А вот Афоньке как бурса, так и непосредственно училище понравились. Ведь сам, слава богу, не малолетка застёбыш, а грамоте в отцовский стенах ещё обучен, да и крепость в руках-ногах есть. Пришлось пару тройку раз силами до кровавых соплей померяться за-ради знакомства с товарищами, быть поротым у доски как сидорова коза за излишнюю грамотность пред похмельным педагогом, но чтоб фискалить, наушничать или малого без дела обидеть, а то и грош отобрать – этого ни синь пороха, этого даже и в помыслах у Афанасия не водилось. Потому-то живи и радуйся при полной греческой демократии в стенах родного училища. Ведь, считай, всем классом управляли твои же выборные товарищи. Скажем, цензор за общим порядком следит, авдитор за обучением, а секундатор с превеликим удовольствием сёк лозой товарища, на коего падал гнев педагога, если у него самого с утра рука не поднималась после вечернего чаепития в казёнке. А в свободное от долбёжки урока время и вовсе вольные игры. Кто помлаже, те в глиняные жопы с битьём кияшкой по оным, если не успел увернуться, кто постарше, те в три листа с мечеными самодельными картами на пятак либо оловянную пуговицу, что у бурсаков в ходу за денежный знак. Иногда и килу по двору гоняли. Тут веселее – кто первый всех обведёт и бычий пузырь с конским волосом за черту в чужой город закатить сумеет, тот и герой! Что ты! Такая толкотня всем классом, что только успевай к отставному солдатскому фельдшеру на дерюжке проигравших отволакивать, который пользовал болящего едва ли не одним добрым словом да луковым отваром.(Примечание № 1 от архивариуса Лейзеля Блоха. Обязательно справиться у сэра Арчибальда Кордоффа о времени возникновения игры в футбол!)

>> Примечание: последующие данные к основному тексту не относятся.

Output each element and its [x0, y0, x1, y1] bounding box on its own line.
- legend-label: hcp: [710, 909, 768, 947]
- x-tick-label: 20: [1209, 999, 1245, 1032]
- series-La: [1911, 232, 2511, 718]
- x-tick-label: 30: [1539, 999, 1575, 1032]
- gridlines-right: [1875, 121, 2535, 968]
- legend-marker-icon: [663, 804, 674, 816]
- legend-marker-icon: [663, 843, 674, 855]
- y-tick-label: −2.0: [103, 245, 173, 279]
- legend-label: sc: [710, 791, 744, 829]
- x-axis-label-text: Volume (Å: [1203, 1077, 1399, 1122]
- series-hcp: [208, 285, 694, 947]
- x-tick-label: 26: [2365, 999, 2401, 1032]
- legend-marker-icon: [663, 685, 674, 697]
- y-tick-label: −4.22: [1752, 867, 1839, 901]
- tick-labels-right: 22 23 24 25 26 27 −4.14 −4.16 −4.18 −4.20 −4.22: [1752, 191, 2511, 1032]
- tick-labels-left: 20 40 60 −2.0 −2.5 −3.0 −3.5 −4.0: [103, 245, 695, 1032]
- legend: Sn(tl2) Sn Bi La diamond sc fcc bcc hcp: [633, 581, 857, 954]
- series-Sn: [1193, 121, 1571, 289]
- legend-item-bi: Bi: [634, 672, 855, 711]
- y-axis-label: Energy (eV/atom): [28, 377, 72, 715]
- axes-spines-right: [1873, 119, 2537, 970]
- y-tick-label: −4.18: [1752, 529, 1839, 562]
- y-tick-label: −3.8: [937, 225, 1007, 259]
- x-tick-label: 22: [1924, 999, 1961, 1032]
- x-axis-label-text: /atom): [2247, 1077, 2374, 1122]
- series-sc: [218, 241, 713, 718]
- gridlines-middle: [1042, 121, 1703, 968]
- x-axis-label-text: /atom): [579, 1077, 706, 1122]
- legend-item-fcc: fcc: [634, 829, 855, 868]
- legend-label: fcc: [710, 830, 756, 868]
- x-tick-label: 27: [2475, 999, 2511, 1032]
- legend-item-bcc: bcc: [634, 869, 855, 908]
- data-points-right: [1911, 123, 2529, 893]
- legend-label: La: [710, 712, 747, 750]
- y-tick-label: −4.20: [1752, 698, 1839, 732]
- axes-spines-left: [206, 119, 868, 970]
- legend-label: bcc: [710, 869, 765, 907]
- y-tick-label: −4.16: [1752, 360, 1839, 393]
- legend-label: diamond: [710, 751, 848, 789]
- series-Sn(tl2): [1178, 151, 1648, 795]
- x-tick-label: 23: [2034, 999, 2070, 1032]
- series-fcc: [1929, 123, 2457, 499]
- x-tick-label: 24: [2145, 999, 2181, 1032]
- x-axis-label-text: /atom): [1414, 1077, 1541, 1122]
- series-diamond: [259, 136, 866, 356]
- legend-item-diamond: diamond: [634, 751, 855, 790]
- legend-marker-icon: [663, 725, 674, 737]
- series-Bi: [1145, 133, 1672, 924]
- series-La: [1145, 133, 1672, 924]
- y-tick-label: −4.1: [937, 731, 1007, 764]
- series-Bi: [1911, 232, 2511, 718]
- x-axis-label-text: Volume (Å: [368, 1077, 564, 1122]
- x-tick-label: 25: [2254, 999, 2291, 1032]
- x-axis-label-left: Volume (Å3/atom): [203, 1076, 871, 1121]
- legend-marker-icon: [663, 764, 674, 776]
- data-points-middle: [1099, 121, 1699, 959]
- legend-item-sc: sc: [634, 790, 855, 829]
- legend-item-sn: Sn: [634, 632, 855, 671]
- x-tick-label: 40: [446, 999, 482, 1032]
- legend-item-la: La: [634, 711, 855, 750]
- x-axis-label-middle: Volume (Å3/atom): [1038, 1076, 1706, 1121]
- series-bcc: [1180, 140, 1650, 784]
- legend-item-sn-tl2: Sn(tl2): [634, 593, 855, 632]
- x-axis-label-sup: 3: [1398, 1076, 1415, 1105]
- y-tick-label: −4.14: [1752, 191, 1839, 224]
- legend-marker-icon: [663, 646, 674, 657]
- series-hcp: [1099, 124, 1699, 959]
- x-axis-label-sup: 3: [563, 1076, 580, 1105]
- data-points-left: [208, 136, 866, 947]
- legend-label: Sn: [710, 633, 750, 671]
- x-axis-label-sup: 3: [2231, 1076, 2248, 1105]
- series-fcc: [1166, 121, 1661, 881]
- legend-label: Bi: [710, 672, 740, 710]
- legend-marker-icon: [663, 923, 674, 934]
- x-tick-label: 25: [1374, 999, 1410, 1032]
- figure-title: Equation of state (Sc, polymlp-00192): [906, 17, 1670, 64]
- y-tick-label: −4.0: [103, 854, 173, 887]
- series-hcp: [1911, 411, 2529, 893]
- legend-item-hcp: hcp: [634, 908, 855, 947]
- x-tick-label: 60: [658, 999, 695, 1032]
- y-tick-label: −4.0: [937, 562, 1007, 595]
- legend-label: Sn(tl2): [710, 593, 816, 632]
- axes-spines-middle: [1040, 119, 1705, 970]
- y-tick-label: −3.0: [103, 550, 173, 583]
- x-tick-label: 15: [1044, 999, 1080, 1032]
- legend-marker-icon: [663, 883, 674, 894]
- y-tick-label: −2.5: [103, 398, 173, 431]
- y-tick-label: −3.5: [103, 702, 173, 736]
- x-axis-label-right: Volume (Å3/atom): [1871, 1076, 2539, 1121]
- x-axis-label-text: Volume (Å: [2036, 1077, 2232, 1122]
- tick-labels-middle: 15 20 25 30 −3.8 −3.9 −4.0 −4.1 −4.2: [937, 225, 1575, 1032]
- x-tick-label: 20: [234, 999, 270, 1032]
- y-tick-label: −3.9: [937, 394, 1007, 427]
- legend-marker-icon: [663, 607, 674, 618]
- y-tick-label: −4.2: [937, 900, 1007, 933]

Словом, время, проведённое в бурсе, пошло Афоне на пользу. И если процесс обучения голове мозгов не прибавил, то школяр весьма преуспел в умении постоять не только за себя, но и за верного друга. К слову сказать, молодой бурсак не токмо телом закалился, но и окреп духовно. Юноша познал полную свободу в действиях и любовь к жизни, которая буйно цвела и колосилась вне стен учебного заведения. Иначе говоря, бурса возымела противоположное действие на отрока, нежели предполагали отец и дед в силу косности взглядов на молодое поколение. Так что через год, другой, третий стало Афоньке тесно в богоугодном заведении, тем более, что сообразительностью, предприимчивостью и тягой к авантюре бог его не обидел. Ведь чуть ли не на третий поход через весь Киев в баню, смекнул молодой бурсак, как разжиться съестным припасом, шагая в ногу через городской базар. И не всем известным малолетним христорадничаньем либо простым разбойным воровством, а чётко спланированной операцией по отъёму излишков у разожравшегося не в меру торгаша без чести и совести.